The state clearly owes Brendan Lillis an obligation under this right, which would then trigger further analysis into the reasoning and legality of his detention under the obligations owed in regard to Article 5 the Right to Liberty and Security, specifically the duty the state owes to inform the detainee of the reason for his detention, and Artcle 6 the Right to a Fair Trial in that Brendan Lillis has the right to a fair and public hearing for the determination of his civil rights and obligations or of any criminal charge against him.

Serious legal questions have arisen and need to be answered in relation to the provision of medical services for Brendan Lillis and his continued detention.
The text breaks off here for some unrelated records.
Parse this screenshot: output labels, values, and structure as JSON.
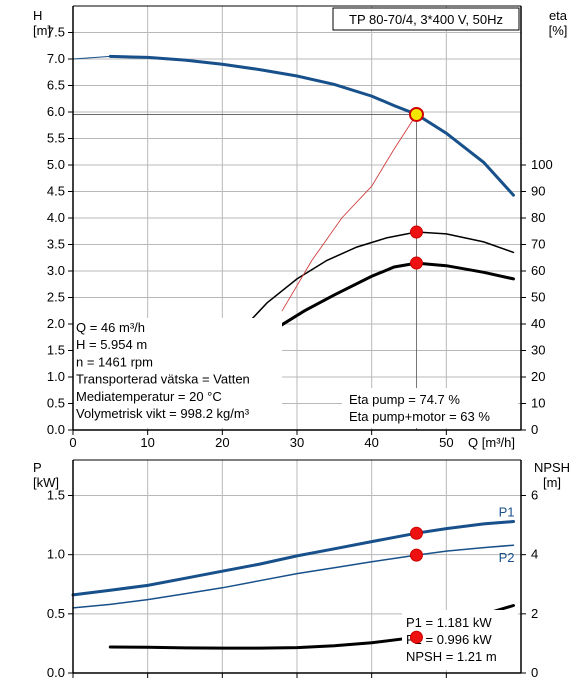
{
  "chart_data": [
    {
      "type": "line",
      "title": "TP 80-70/4, 3*400 V, 50Hz",
      "xlabel": "Q [m³/h]",
      "ylabel": "H\n[m]",
      "y2label": "eta\n[%]",
      "xlim": [
        0,
        60
      ],
      "ylim": [
        0,
        8
      ],
      "y2lim": [
        0,
        160
      ],
      "x_ticks": [
        "0",
        "10",
        "20",
        "30",
        "40",
        "50"
      ],
      "y_ticks": [
        "0.0",
        "0.5",
        "1.0",
        "1.5",
        "2.0",
        "2.5",
        "3.0",
        "3.5",
        "4.0",
        "4.5",
        "5.0",
        "5.5",
        "6.0",
        "6.5",
        "7.0",
        "7.5"
      ],
      "y2_ticks": [
        "0",
        "10",
        "20",
        "30",
        "40",
        "50",
        "60",
        "70",
        "80",
        "90",
        "100"
      ],
      "series": [
        {
          "kind": "head",
          "axis": "y",
          "color": "#17508a",
          "points": [
            [
              0,
              7.0
            ],
            [
              5,
              7.05
            ],
            [
              10,
              7.03
            ],
            [
              15,
              6.98
            ],
            [
              20,
              6.9
            ],
            [
              25,
              6.8
            ],
            [
              30,
              6.68
            ],
            [
              35,
              6.52
            ],
            [
              40,
              6.3
            ],
            [
              43,
              6.12
            ],
            [
              46,
              5.954
            ],
            [
              50,
              5.6
            ],
            [
              55,
              5.05
            ],
            [
              59,
              4.43
            ]
          ],
          "dashed_until": 5
        },
        {
          "kind": "eta-pump",
          "axis": "y2",
          "color": "#000000",
          "points": [
            [
              19,
              24
            ],
            [
              22,
              36
            ],
            [
              26,
              48
            ],
            [
              30,
              57
            ],
            [
              34,
              64
            ],
            [
              38,
              69
            ],
            [
              42,
              72.5
            ],
            [
              46,
              74.7
            ],
            [
              50,
              74
            ],
            [
              55,
              71
            ],
            [
              59,
              67
            ]
          ]
        },
        {
          "kind": "eta-pump-motor",
          "axis": "y2",
          "color": "#000000",
          "bold": true,
          "points": [
            [
              20,
              21
            ],
            [
              23,
              30
            ],
            [
              27,
              38
            ],
            [
              31,
              45
            ],
            [
              35,
              51
            ],
            [
              40,
              58
            ],
            [
              43,
              61.5
            ],
            [
              46,
              63
            ],
            [
              50,
              62
            ],
            [
              55,
              59.5
            ],
            [
              59,
              57
            ]
          ]
        },
        {
          "kind": "system-curve",
          "axis": "y",
          "color": "#d04040",
          "points": [
            [
              28,
              2.25
            ],
            [
              32,
              3.2
            ],
            [
              36,
              4.0
            ],
            [
              40,
              4.6
            ],
            [
              43,
              5.3
            ],
            [
              46,
              5.954
            ]
          ]
        }
      ],
      "operating_point": {
        "Q": 46,
        "H": 5.954,
        "eta_pump": 74.7,
        "eta_pump_motor": 63
      },
      "info_box": [
        "Q = 46 m³/h",
        "H = 5.954 m",
        "n = 1461 rpm",
        "Transporterad vätska = Vatten",
        "Mediatemperatur = 20 °C",
        "Volymetrisk vikt = 998.2 kg/m³"
      ],
      "eta_labels": [
        "Eta pump = 74.7 %",
        "Eta pump+motor = 63 %"
      ]
    },
    {
      "type": "line",
      "ylabel": "P\n[kW]",
      "y2label": "NPSH\n[m]",
      "xlim": [
        0,
        60
      ],
      "ylim": [
        0,
        1.8
      ],
      "y2lim": [
        0,
        7.2
      ],
      "y_ticks": [
        "0.0",
        "0.5",
        "1.0",
        "1.5"
      ],
      "y2_ticks": [
        "0",
        "2",
        "4",
        "6"
      ],
      "series": [
        {
          "name": "P1",
          "axis": "y",
          "color": "#17508a",
          "bold": true,
          "points": [
            [
              0,
              0.66
            ],
            [
              5,
              0.7
            ],
            [
              10,
              0.74
            ],
            [
              15,
              0.8
            ],
            [
              20,
              0.86
            ],
            [
              25,
              0.92
            ],
            [
              30,
              0.99
            ],
            [
              35,
              1.05
            ],
            [
              40,
              1.11
            ],
            [
              46,
              1.181
            ],
            [
              50,
              1.22
            ],
            [
              55,
              1.26
            ],
            [
              59,
              1.28
            ]
          ]
        },
        {
          "name": "P2",
          "axis": "y",
          "color": "#17508a",
          "points": [
            [
              0,
              0.55
            ],
            [
              5,
              0.58
            ],
            [
              10,
              0.62
            ],
            [
              15,
              0.67
            ],
            [
              20,
              0.72
            ],
            [
              25,
              0.78
            ],
            [
              30,
              0.84
            ],
            [
              35,
              0.89
            ],
            [
              40,
              0.94
            ],
            [
              46,
              0.996
            ],
            [
              50,
              1.03
            ],
            [
              55,
              1.06
            ],
            [
              59,
              1.08
            ]
          ]
        },
        {
          "name": "NPSH",
          "axis": "y2",
          "color": "#000000",
          "bold": true,
          "points": [
            [
              5,
              0.88
            ],
            [
              10,
              0.87
            ],
            [
              15,
              0.85
            ],
            [
              20,
              0.84
            ],
            [
              25,
              0.84
            ],
            [
              30,
              0.86
            ],
            [
              35,
              0.92
            ],
            [
              40,
              1.02
            ],
            [
              46,
              1.21
            ],
            [
              50,
              1.56
            ],
            [
              55,
              1.98
            ],
            [
              59,
              2.28
            ]
          ]
        }
      ],
      "operating_point": {
        "Q": 46,
        "P1": 1.181,
        "P2": 0.996,
        "NPSH": 1.21
      },
      "labels": [
        "P1 = 1.181 kW",
        "P2 = 0.996 kW",
        "NPSH = 1.21 m"
      ]
    }
  ]
}
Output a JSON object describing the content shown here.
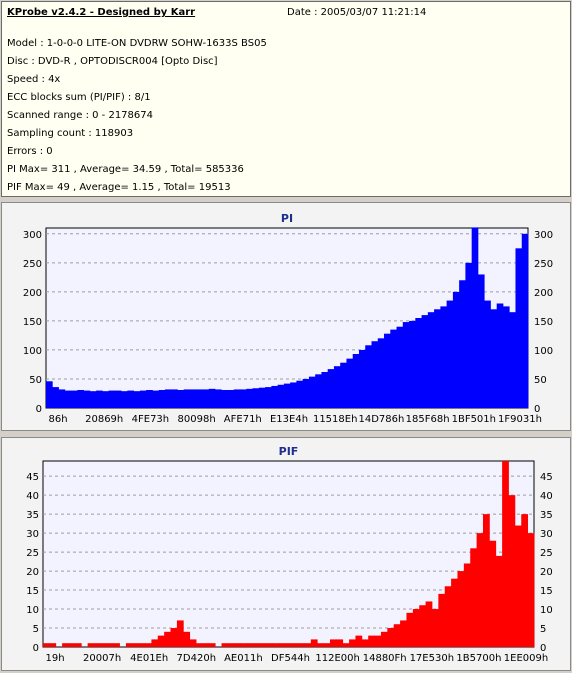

I have read with great interest many of the pleas from a wide range of persons asking for the release of Brendan Lillis on humanitarian grounds. I must say that I am in absolute agreement that this man is in grave physical condition, poses no threat to anyone, and certainly should be released “on humanitarian grounds”. However, it has also become abundantly clear that the pleas for his release on “humanitarian grounds” from dozens, if not hundreds, of sympathetic, well meaning petitioners, have fallen on deaf ears. Perhaps it is time to abandon that approach and consider a more pragmatic one such as that which is outlined in the article above. This article appeared in a blog a couple of months ago and it very clearly outlines the rights to which Brendan Lillis is entitled. It is time to assert his rights as outlined in this article instead of moving on with a continuous stream of ineffective pleas to an obviously uncaring British government official.